The watchdog will hold a press conference at 5 p.m. in Mumbai to give details on the outcome of today's board meeting.
Share Rally
Foreign funds and institutions have bought $16.7 billion of shares this year, with 43 percent invested since the U.S. Federal Reserve cut rates on Sept. 18. That's driven the benchmark Bombay Stock Exchange Sensitive Index, or Sensex, past 19,000 for the first time, making it the third-best performer among global indexes since the Fed cut.
The regulator on Oct. 16 suggested foreign institutional investors shouldn't be allowed to issue or renew offshore derivative instruments linked to futures and options. The proposals triggered a slump in markets that halted trading for an hour the next day and ended eight straight weeks of gains on the Sensex.
Liquidity Impact
``In the short term, liquidity will come down,'' said Chakri Lokapriya, who manages $850 million of stocks in India, Brazil, Russia and China at BNP Paribas Asset Management U.K. Ltd.
Damodaran eased concerns on the rule changes in a conference call with brokers including JPMorgan and Goldman Sachs Group Inc. on Oct. 22.
He dropped a proposed ban on overseas brokerages using offshore derivatives for their own trading.

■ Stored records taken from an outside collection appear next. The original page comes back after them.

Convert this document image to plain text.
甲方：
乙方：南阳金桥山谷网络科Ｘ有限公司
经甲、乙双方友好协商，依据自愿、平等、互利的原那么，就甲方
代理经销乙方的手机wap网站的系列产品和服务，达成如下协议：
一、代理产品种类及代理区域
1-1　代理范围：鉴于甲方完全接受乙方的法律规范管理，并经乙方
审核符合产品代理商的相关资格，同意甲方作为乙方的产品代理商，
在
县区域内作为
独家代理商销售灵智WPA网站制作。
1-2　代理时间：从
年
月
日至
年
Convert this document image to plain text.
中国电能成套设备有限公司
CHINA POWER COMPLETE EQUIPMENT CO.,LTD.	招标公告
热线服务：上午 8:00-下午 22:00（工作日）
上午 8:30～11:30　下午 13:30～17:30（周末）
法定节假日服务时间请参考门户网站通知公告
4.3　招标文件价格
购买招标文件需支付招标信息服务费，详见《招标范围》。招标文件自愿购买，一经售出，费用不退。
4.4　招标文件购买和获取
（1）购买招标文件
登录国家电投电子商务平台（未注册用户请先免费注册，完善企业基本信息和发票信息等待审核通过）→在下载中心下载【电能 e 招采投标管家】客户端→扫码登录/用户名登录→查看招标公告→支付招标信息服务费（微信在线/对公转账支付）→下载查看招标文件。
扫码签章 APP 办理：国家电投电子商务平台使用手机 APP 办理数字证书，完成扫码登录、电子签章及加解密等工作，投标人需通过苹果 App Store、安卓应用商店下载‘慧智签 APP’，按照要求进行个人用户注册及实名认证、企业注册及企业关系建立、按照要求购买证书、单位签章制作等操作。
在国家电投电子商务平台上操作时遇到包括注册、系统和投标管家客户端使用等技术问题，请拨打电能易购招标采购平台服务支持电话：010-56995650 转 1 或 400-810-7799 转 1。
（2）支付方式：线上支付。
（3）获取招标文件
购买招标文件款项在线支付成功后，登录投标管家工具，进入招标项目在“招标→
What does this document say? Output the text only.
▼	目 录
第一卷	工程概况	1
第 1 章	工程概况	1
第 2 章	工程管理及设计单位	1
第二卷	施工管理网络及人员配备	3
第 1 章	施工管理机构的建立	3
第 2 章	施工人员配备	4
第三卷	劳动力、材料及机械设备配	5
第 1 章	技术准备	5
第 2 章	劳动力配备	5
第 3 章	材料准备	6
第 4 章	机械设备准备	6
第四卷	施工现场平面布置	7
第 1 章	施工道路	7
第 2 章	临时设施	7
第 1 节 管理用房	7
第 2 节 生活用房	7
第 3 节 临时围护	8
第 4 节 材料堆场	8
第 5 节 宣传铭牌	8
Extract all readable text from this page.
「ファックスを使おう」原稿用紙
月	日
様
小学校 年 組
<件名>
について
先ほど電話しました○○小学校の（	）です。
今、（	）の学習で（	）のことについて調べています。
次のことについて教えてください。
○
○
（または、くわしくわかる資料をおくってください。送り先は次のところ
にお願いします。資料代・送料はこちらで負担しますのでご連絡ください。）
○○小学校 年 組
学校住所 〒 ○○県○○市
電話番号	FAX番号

Foreign investors registered in India will be allowed to apply for a license for accounts based outside the South Asian nation, he said. There won't be a limit on the number of accounts each brokerage can convert.
There are 1,119 registered Foreign Institutional Investors and 3,447 registered sub-accounts as of Oct. 23, according to the regulator's Web site.
One-Year Rule
Damodaran said rules requiring investors to have been in operation for at least a year may be dropped to allow more funds to set up in India.
Chidambaram said on Oct. 18 the proposed curbs are aimed at reducing inflows that had stoked the rupee's almost 11 percent advance this year, the top performer of Asia's 10 most actively traded currencies.
Overseas investors have poured funds into India, lured by the world's second-fastest pace of economic growth. Chidambaram yesterday said he ``can't see the flows slowing down.''
``The rush of foreign investment is building bubbles in the stock-market and real-estate market,'' the finance minister said in the Norwegian capital Oslo.
Overseas investors using derivatives to invest in futures and options will have to unwind in 18 months under the proposed rules. These account for about 30 percent of all their offshore investments in Indian stock and bond markets, or about 1.17 trillion rupees.
Derivatives are financial instruments derived from stocks, bonds, loans, currencies and commodities, or linked to specific events like changes in the weather or interest rates.
Regulators will decide at the board meeting today which category of funds can apply to register as a so-called Foreign Institutional Investor, or FII, Damodaran said.
``We expect the market to remain sluggish and witness a fall in volumes until the activity from new Foreign Institutional Investors has gathered critical mass,'' said N. Krishnan of CLSA Ltd.